Activités scientifiques
Samedi 5 et dimanche 6 février 2011
Intervenants pressentis :Gérard Bazalgette (IVème Groupe), Brigitte Dollé-Monglond (IVème Groupe) Leopoldo Bleger (APF), Bernard Defrenet (IVème Groupe), Francis Drossart (IVème Groupe), Patrick Guyomard (SPF), Michelle Moreau-Ricaud (IVème Groupe), Michel de M'Uzan (SPP), Jean-Claude Rolland (APF) et Christiane Rousseaux-Mosettig (IVème Groupe)
Lieu : ASIEM, 6, rue Albert de Lapparent, 75007 Paris
Argument : Que pensent les psychanalystes de leur discipline ? Comment s’en représentent-ils la théorie et dans quel rapport à leur pratique ? Comment en analysent-ils l’évolution depuis un siècle au sein de la civilisation ? Et avec quelles vues prospectives ? Ce sont les questions que nous voudrions poser lors de ces journées et la situation actuelle de la psychanalyse, évidemment, nous y engage.
Car faut-il encore aujourd’hui parler d’une théorie là où la notion de « pluralisme théorique » s’installe avec les cloisonnements qu’elle suppose ? Et faut-il encore parler d’une pratique là où la référence théorico-pratique à la cure-type s’éloigne ?

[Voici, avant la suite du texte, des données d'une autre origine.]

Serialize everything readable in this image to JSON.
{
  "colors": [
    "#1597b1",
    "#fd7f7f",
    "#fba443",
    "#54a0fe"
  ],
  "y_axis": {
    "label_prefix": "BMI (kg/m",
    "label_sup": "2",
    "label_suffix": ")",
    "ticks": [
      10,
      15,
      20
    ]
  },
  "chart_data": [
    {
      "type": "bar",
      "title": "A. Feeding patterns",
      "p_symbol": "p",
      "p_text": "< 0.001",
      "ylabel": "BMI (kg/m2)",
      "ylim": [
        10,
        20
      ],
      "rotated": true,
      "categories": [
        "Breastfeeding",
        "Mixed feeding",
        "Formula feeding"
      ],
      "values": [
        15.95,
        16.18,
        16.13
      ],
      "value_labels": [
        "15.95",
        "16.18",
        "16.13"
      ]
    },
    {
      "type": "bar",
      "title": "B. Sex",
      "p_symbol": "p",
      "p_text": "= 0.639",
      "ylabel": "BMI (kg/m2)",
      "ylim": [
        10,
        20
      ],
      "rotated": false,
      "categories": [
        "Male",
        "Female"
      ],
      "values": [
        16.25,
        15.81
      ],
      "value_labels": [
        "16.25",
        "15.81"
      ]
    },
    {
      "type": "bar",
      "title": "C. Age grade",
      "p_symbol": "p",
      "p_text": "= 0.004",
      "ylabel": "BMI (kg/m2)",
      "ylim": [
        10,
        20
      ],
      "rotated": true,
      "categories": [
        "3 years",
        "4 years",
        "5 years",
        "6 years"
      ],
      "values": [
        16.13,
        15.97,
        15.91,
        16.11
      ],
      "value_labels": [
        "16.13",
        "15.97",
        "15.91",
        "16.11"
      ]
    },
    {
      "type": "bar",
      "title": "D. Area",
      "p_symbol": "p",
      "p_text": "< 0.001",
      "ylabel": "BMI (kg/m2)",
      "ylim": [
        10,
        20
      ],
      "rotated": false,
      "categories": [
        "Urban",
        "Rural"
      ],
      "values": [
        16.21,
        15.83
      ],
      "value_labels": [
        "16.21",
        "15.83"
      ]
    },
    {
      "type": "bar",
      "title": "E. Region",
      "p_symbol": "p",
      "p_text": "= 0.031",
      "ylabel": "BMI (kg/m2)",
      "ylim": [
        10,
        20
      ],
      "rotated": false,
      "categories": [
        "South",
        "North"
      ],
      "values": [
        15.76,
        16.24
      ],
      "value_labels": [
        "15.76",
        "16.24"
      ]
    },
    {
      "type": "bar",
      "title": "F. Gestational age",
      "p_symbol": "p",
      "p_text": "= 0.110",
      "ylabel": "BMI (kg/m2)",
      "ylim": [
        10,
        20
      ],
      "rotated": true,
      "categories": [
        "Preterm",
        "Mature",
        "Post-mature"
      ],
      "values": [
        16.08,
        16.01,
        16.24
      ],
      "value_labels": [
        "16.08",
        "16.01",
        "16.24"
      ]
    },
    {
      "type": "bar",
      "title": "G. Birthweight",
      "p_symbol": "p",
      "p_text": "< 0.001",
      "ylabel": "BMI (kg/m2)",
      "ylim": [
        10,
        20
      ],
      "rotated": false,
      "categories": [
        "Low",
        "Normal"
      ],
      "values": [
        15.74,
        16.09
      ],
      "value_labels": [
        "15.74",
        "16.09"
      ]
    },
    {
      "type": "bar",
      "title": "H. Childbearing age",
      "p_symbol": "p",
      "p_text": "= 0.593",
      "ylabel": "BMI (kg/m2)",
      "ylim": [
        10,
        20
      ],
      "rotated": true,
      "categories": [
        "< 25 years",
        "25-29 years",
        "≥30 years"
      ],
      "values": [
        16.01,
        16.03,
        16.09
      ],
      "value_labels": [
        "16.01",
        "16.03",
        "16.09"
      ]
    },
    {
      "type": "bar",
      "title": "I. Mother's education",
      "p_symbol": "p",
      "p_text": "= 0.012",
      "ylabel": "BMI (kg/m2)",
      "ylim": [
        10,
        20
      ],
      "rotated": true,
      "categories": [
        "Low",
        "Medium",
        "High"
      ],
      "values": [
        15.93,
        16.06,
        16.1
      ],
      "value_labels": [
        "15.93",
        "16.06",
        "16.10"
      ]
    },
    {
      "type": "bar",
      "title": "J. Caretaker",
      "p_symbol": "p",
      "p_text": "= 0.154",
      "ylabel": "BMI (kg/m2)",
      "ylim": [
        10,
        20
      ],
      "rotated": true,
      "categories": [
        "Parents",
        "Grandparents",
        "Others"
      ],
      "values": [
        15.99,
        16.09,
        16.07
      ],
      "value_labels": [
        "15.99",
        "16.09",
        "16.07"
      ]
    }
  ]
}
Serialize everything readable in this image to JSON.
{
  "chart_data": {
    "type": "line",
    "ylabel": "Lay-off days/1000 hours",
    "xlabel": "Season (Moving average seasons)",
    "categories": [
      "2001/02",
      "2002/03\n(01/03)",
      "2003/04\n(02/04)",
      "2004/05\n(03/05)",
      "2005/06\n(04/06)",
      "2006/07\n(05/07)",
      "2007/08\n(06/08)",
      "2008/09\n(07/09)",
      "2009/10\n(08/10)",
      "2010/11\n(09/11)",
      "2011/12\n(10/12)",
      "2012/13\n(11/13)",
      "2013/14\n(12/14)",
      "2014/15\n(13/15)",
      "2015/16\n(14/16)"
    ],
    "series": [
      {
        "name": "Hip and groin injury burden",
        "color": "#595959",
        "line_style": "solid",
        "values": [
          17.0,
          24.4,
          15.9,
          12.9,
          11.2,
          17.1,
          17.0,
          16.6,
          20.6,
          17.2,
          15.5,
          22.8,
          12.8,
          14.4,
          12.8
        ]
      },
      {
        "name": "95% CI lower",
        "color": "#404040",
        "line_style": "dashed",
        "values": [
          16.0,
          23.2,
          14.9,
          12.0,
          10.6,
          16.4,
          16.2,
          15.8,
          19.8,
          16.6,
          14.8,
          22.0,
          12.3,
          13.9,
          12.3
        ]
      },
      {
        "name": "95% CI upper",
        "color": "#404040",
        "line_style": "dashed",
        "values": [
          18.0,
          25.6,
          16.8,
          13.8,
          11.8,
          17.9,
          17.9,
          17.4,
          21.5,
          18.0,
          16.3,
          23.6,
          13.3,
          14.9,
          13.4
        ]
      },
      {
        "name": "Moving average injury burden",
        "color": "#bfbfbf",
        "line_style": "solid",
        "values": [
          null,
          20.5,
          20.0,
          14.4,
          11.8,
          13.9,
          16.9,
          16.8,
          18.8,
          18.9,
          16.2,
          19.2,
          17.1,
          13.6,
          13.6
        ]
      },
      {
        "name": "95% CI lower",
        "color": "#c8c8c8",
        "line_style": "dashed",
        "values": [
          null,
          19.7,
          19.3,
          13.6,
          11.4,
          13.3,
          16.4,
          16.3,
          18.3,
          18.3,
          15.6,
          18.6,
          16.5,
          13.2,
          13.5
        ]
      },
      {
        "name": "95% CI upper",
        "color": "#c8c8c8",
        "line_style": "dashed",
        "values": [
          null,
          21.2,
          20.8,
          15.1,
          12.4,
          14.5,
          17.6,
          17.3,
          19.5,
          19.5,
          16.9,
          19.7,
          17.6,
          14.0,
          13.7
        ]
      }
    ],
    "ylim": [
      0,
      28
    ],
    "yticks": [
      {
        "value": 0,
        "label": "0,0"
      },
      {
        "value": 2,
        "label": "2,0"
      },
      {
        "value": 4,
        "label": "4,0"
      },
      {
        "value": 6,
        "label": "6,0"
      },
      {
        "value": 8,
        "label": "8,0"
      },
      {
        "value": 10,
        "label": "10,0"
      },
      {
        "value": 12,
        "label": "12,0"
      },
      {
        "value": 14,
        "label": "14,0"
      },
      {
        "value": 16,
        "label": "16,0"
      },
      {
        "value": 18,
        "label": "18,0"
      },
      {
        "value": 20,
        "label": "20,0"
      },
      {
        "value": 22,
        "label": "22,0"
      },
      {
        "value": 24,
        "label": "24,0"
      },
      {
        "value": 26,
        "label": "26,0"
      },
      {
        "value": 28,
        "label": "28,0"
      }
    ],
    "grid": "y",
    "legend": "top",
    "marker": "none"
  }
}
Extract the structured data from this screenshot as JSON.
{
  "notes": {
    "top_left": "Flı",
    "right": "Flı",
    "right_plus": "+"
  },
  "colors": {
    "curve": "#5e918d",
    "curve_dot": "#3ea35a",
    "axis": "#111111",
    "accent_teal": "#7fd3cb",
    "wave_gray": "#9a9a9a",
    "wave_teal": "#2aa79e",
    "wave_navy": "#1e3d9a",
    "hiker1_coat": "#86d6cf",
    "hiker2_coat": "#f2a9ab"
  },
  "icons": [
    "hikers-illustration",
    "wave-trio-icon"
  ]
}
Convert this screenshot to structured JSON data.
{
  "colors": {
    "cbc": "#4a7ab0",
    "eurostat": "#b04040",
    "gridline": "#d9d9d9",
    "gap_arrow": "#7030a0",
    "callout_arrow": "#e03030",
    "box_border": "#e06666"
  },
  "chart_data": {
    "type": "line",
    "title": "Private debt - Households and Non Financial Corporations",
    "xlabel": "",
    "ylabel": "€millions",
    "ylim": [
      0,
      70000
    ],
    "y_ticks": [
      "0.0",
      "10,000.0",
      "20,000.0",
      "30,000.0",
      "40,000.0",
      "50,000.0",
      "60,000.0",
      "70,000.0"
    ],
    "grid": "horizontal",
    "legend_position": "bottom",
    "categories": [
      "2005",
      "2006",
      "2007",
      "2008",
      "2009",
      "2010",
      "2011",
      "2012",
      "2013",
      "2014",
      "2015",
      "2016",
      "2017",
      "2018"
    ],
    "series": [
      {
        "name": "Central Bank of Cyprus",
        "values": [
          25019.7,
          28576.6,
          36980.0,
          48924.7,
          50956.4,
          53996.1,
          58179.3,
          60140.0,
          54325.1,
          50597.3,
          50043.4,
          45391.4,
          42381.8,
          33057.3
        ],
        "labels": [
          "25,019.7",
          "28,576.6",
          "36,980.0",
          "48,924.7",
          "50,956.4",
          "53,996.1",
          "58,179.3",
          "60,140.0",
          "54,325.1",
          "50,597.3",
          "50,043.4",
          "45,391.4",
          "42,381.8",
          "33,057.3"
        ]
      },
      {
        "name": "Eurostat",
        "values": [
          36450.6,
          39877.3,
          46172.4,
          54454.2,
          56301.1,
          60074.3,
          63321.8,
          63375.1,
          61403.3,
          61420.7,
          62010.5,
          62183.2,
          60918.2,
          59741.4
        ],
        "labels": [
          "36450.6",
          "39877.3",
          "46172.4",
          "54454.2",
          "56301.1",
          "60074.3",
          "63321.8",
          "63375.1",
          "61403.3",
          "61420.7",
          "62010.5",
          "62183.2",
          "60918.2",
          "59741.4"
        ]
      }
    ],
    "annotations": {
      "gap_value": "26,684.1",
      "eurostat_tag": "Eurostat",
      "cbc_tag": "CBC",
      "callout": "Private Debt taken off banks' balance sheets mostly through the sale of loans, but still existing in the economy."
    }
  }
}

Cette perte de l’unité de la psychanalyse hypothèque notre impératif de scientificité aussi bien que la simple communicabilité entre analystes. Elle nous conduit en même temps à relancer la réflexion sur la forme d’unicité dont peut et doit se réclamer la psychanalyse, impliquant ainsi un double examen : celui de la situation épistémologique de la psychanalyse et celui de l’acte théorico-pratique qu’elle autorise (aussi bien dans sa nature que dans ses conditions). Cette explicitation de la visée de la psychanalyse, toujours à approfondir, nous semble particulièrement importante aujourd’hui, dans un contexte critique des rapports de la psychanalyse et de la civilisation dont il convient d'examiner les termes.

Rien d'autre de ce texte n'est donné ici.